By William F. Shughart II
April 11, 2008
Before being appointed Federal Reserve Board chairman, Ben Bernanke was known best in academic circles for his work on the Great Depression. Mr. Bernanke concluded from his studies that America's economic recovery was due largely to the aggressive actions of President Franklin D. Roosevelt:
"Many of his policies did not work as intended but in the end, FDR deserves great credit for having the courage to abandon failed paradigms and to do what needed to be done."
While more recent scholarship suggests the opposite — that Roosevelt's New Deal both deepened the downturn that began before the October 1929 stock market crash and prolonged the nation's economic miseries — Mr. Bernanke's recent efforts to deal with the looming financial crisis and credit market meltdown are reminiscent of his hero's. Mr. Bernanke's first act was to announce a $200 billion line of credit for cash-strapped commercial and investment banks, which would allow them to borrow Treasury securities using risky mortgage-backed securities as collateral.

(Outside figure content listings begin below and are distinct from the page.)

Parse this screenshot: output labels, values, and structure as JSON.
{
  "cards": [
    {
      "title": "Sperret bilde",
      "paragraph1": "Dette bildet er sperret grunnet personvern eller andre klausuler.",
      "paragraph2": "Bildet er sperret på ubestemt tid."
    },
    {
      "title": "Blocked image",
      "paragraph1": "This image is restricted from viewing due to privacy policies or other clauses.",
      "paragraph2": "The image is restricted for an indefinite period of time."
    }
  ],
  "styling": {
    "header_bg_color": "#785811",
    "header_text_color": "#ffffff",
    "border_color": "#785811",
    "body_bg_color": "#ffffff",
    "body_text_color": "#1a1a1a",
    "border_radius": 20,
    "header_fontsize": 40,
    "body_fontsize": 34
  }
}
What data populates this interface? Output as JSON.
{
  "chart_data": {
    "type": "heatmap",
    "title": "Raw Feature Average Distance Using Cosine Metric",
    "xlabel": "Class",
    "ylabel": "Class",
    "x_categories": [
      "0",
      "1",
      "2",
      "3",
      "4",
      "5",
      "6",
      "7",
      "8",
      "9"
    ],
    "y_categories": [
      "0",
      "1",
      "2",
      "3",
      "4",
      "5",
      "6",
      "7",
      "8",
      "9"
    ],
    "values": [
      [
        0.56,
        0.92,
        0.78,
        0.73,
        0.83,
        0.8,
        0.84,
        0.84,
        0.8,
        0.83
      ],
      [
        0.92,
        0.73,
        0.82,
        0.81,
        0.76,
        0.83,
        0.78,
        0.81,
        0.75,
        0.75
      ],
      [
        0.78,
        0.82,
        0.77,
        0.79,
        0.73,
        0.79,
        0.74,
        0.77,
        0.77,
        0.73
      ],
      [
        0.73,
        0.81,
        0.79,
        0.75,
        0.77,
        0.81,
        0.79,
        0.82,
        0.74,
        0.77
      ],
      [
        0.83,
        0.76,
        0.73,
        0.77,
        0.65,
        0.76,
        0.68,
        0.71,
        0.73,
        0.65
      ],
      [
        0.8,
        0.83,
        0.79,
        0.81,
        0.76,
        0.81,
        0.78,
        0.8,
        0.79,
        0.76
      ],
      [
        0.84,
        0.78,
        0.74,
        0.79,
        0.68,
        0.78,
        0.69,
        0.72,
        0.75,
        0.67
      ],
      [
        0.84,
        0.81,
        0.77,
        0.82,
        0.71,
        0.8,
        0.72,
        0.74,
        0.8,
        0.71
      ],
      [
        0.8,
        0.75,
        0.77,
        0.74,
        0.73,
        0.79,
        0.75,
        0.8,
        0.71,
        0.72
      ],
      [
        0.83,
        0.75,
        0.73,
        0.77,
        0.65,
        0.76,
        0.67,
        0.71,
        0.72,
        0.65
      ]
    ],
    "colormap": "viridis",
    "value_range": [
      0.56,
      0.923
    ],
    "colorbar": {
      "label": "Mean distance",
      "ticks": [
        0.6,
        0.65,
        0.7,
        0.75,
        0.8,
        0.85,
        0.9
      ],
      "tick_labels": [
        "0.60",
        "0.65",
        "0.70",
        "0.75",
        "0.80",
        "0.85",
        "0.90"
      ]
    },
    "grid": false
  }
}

He then repeated the offer to brokerage houses. Within days, Goldman Sachs, Lehman Brothers, Morgan Stanley and other Wall Street giants had taken out $28.8 billion in new loans.
The Fed's next move was to arrange JPMorgan Chase's purchase of Bear Stearns for the bargain-basement price of $236.2 million (later sweetened to $1.2 billion) by guaranteeing $29 billion worth of Stearns' illiquid assets.
As Mr. Bernanke should know, this is not the first time the federal government has rescued private businesses. And as he also should know, government bailouts are risky business.
During his famous First Hundred Days, Roosevelt signed a law creating the Home Owners' Loan Corp. to refinance mortgages, relieving pressures on Depression-battered homeowners who could not make their monthly payments and on the banks that lent them the money.
The credit crunch of the early 1930s, a time before deposit insurance, was precipitated by runs on commercial banks by customers worried about the safety of their life savings. The financial crisis of 2008 is starkly different. There is no need to restore public confidence in bad business decisionmaking.